The sponsorship that the Tehran regime has given to Islamist organizations in recent years has generated instability in different areas of the Middle East where they seek to counteract the push for a pro-Western alliance with countries in the Gulf, the Mediterranean Levant and at the gates of Africa, as well as push their agenda in the genocidal call for the destruction of the State of Israel.
Therefore, it is not surprising that in the current Gaza conflict that began in October 2023 in conjunction with the violence unleashed in the Palestinian area, military fronts have also been activated in South Lebanon, Yemen, Syria and even in Iraq, places influenced by the Iranian government in recent years, which has been popularly called the “Shiite crescent” and which allows the ayatollah regime to destabilize delicate areas of control and influence from the Persian Gulf through the strait of Hormuz, areas near the Arabian Sea through influence on the Houthi guerrillas, affecting transit to the Suez Canal, movement through the Gulf of Aden and connections to the Indian Ocean, as well as the African Horn.
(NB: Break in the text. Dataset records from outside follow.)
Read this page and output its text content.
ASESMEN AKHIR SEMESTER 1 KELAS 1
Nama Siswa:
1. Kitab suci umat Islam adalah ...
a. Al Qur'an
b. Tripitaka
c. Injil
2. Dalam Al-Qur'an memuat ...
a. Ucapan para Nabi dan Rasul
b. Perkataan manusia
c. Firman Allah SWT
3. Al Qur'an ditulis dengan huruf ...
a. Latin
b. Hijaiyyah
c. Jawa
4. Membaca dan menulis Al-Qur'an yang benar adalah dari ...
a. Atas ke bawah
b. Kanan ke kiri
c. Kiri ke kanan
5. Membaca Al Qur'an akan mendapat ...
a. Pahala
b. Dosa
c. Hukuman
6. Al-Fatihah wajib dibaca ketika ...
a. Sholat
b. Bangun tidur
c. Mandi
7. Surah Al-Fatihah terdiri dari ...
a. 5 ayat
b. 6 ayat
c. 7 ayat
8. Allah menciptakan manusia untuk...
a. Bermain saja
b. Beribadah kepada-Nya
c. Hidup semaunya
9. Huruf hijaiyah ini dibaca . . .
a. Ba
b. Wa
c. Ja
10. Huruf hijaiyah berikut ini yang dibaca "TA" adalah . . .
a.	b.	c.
On the other hand, they intend, through their proxies, to break the stability on the Lebanese border with Israel, as well as in southern Syria, and to motivate military confrontations in the Palestinian territories through their allies such as Hamas and the Palestinian Islamic Jihad, promoting a struggle not only military, but also ideological through radical Islam that is fought by different countries in the region where their political perspective is much more secular, such as Egypt or Jordan.
Likewise, Iranian relations with Algeria strain relations with Morocco because the Tehran government has shown its support for both the Algiers government and the Polisario Front in their fight for Western Sahara. The Islamic Republic of Iran, therefore, promotes an Islamist, anti-Western agenda with the support of countries like Russia and China that also move their chips to achieve ties that break the bloc created by the West through economic and military diplomacy.
The Iranian government could be seen as the horse in this political chess in the Middle East but really pretending to be the king, since although its alliance with global powers such as the governments of Moscow and Beijing are functional for it to achieve its immediate objectives, the perspective raised by the Tehran government from a political and military logic is to impose a model based on the absolutist Islamist ideology practiced by the Iranian clergy even against the Sunni leadership that controls the sacred places of Islam today.
The war in Gaza is the continuation of the chaos of the impossible conflict between Israelis and Palestinians, however, the internationalization of the confrontation to the rest of the region is due to interests beyond the formation of an independent Palestinian State and points out the important role that assumed by the Iranian government to achieve, through the Palestinian cause, its own goals, and objectives of political and ideological control.